8.1 Relative to the choice of Universal Turing Machine (UTM), the number of parameters and their values will contribute to the length of the algorithm.
8.2 Due to kolmogorov complexity invariance, the choice of UTM cannot arbitrarily reduce the length contributions of parameters. In particular, if the encoding of certain parameter values in one UTM is efficient, it cannot be for others. There is no free-lunch UTM, and certain number of parameters and values contribute to algorithm length in a non-arbitrary way (up to a constant overhead).
9. If we are using simplicity priors over theories due to 4) and 5), then it is reasonable to expect that these priors over theories have logical implications as to the number and values of theory parameters.
9.1 If 4) and 5) take the form of priors over theories, then they imply priors over parameter values.
9.2 If 9.1) is the case, then not only are simplicity favouring priors over parameter numbers and values compatible with scientific practice, they are, in fact, necessary. For these formulations of 4) and 5) it would be inconsistent not to employ a priori probability distributions over parameter numbers and values.
We can compare 9.1 to observations made by Hossenfelder and Wells.
The major problem with finetuning arguments both in cosmology and in particle physics is the reference to probabilities without defining a probability distribution, or, if a distributionis defined, the failure to explain where the distribution itself comes from.
If naturalness has any connection to the extra-empirical judgments of theory plausibility, which is surely what naturalness discussion is after, we have no recourse but to introduce probability measures across parameters of the theory.
The main idea is that simplicity assumptions provide these probability distributions, albeit implicitly.
The claims made in 9) are not general, but rather point to the possibility of accomodating naturalness into the framework of scientific practice in a principled way. This is a philosophical argument, because I provide no concrete specifications here for 4) and 5), or naturalness. So one cannot say whether naturalness follows in general, one can only say that it is conceivable, as in the above model, that it does.
We can imagine a scenario where we could go from the philosophical to the technical, in a way reminiscent of E.T. Jaynes’ reasoning robot. The key to this idea is the need to automate the relevant probabilistic reasoning, which forces the formalization of the method into precise mathematical instantiations. This would mean
Step 1. Choose some turing machine where the robot runs on
Step 2. Restrict the class of theories such that priors are computable
Step 3. Formalize the principles 4) and 5) into precise probability priors over theories
Step 4. Formalize naturalness
Step 5. Extract the logical relationship between the formalizations of Step 3 and Step 4.

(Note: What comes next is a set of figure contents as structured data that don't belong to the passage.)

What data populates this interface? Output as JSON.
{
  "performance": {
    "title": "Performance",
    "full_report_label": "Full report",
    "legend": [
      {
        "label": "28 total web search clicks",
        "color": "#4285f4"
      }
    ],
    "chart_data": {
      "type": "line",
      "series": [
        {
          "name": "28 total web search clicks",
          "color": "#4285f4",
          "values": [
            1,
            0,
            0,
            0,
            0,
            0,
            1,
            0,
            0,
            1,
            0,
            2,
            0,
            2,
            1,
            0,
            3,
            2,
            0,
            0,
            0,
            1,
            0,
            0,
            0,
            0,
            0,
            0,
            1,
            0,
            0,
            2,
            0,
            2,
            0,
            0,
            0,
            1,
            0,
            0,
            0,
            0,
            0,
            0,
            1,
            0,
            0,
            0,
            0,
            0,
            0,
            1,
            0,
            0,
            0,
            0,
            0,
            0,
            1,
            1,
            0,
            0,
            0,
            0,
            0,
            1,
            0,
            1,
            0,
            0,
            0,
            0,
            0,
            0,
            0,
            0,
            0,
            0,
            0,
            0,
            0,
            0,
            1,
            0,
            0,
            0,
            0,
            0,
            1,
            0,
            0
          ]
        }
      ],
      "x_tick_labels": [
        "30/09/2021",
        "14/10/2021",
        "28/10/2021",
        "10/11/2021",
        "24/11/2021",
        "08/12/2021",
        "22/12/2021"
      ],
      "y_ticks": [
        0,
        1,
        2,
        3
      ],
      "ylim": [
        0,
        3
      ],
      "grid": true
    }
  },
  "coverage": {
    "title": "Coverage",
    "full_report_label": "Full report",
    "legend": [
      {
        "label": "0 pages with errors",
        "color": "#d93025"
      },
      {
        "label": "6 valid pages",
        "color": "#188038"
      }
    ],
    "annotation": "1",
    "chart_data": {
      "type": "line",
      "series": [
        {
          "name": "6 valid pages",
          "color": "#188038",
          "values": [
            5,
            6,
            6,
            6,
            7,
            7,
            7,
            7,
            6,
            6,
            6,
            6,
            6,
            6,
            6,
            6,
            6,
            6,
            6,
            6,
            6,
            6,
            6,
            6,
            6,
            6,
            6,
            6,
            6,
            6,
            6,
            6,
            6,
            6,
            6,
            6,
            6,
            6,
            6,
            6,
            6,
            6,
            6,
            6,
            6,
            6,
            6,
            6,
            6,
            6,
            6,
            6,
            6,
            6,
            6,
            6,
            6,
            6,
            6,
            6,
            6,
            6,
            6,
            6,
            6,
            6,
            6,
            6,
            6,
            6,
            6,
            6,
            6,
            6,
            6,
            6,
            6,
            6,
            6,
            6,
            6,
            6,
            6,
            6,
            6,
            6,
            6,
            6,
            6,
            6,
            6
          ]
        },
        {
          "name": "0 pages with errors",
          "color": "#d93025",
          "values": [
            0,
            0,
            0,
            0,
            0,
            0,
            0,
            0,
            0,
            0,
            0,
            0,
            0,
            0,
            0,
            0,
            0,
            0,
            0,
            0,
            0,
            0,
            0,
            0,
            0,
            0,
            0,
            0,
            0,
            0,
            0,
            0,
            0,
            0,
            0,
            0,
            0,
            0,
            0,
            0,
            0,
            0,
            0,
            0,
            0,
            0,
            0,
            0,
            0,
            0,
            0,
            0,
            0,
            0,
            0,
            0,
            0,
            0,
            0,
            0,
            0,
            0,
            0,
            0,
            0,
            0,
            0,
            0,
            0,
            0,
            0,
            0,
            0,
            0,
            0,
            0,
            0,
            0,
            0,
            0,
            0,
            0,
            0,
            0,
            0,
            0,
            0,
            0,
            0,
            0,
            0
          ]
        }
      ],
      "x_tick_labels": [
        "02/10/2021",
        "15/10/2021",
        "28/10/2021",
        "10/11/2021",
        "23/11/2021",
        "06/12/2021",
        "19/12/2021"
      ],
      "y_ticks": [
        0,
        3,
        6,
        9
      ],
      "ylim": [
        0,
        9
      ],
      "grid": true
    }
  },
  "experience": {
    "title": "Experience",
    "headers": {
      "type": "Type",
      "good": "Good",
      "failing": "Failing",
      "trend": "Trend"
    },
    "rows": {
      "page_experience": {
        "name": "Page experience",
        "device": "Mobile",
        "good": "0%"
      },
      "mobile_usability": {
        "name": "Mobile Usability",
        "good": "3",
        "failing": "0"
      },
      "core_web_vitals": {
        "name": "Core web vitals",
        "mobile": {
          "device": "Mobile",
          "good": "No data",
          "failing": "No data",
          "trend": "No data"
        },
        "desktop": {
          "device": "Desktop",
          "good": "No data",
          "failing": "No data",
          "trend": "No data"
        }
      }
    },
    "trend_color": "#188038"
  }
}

This would give a concrete answer as to whether, in that scenario, naturalness follows from previous principles, and in effect, whether naturalness is consistent with and necessary for the robots’ “scientific practice”.
Note that Step 3 is related to Wells’ comment :
The critical discussion above leads to a credible skepticism to extra-empirical theory assessments (SEETA). We do not have a meta-theory that provides statistical distributions toparameters of theories, which is a key problem naturalness faces
Step 3 would, in effect, construct the meta-theory for the robot’s accepted scientific principles.